Glioblastoma

  • Glioblastoma/ Glioblastoma multiforme (GBM) is an aggressive form of brain cancer, with a median survival rate of 15 months to a few years (maximum 5 years). Without treatment, the survival is less than 3 months. Epidemiology- 3 in 1,00,000 person. The average age of diagnosis is 64yrs. Signs and symptoms- headaches, memory loss, personality changes, nausea, and stroke, symptoms may worsen and progress and lead to unconsciousness. Occasionally GBM is asymptomatic. Glioblastoma represents 15 % of brain tumors. Cancer begins from normal brain cells and develops into low-grade astrocytoma. Usually diagnosed through CT scan, MRI, and tissue biopsy. Treatment modalities- surgery for tumor removal, chemotherapy (Temozolomide), radiation therapy.

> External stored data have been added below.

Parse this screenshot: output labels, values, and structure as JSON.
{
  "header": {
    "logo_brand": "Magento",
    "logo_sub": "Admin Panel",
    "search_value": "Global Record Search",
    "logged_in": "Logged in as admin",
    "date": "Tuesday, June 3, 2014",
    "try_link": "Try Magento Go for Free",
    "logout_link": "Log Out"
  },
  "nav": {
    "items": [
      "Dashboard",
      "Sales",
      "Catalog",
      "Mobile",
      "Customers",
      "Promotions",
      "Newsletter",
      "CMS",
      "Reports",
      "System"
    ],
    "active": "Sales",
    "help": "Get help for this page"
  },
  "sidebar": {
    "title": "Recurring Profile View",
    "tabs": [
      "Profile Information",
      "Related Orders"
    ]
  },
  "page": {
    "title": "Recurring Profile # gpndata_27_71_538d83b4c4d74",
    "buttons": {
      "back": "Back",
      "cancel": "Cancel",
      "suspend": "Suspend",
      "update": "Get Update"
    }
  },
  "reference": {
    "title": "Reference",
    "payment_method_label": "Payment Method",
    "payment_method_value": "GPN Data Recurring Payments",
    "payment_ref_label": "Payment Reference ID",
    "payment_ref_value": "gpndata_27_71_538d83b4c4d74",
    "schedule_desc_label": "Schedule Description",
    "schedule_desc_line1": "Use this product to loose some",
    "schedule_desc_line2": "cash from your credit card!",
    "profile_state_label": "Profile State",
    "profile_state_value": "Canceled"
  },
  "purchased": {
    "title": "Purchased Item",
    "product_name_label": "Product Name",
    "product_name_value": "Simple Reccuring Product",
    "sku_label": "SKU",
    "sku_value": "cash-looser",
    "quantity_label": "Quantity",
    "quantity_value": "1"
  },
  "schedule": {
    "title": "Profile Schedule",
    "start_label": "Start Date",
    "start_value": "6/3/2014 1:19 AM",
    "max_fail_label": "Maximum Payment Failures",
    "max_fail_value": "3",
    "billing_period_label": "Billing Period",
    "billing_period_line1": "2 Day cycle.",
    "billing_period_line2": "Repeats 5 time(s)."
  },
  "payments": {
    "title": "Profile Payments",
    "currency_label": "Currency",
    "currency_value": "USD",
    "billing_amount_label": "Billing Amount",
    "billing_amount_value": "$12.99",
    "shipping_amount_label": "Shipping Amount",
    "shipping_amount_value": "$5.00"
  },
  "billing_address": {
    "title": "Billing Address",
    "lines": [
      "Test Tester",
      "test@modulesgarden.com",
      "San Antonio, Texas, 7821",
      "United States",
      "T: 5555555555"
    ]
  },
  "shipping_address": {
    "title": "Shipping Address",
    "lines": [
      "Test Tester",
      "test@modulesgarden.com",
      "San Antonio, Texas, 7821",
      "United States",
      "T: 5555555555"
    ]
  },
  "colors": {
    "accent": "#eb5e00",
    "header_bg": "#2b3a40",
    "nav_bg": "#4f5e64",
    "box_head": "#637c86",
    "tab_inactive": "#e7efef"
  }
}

  • TERT/Telomerase activation and TERT promoter mutations are hallmarks of all cancers including Glioblastoma. Upregulation of RTK, EGFR, FGFR, and SMAD signaling by upstream TGFβ-activation, along with mutations in the tumor suppressor genes p53, pRb, PTEN, etc are observed in GBM. Telomerase activity and levels are essential for stem cell survival and function and also for tumorigenesis, chemoresistance, and proliferative potential in cancer. TERT has direct transcriptional regulation of NFkB-dependent pro-tumorigenic and survival pathways. A close correlation of telomerase transcript levels with EGFR has been reported. Effect of telomerase modulation on molecular signaling, nuclear translocation, and differential gene expression downstream of EGFR signaling and TGFβ/FGF/BMP4 activation of different SMAD components in human gliomas. Devising novel gene therapy vectors targeting telomerase, EGFR, and conferring antiproliferative signaling through BMP4 treatment in GBM.

Atherosclerosis

Atherosclerosis is a complex disease involving multiple cellular phenotypes which contribute to the building of plaque over a period of many years. It often begins with endothelial dysfunction followed by foam cell formation leading to the build-up of calcified plaque. The plaque eventually becomes unstable and ruptures. The ruptured plaque can then cause vascular blockage elsewhere. Atherosclerosis can cause coronary artery disease (CAD), Peripheral artery disease (PAD), and also stroke if the narrowing is in the carotid artery and is one of the major health concerns worldwide. Smoking, obesity, and dyslipidemia are a few of the risk factors which contribute to atherogenesis.

Although the sequel of events and cellular phenotypes involved in atherosclerosis have been largely understood. The dysregulation of molecular pathways and gene expression have not been elucidated yet. We at GROW lab use a multi-omics approach to understand the localised gene expression differences contributing to the pathogenesis and progression of atherosclerosis. We also use in-vitro cell culture systems to validate and understand the role of genes identified through a multi-omics approach.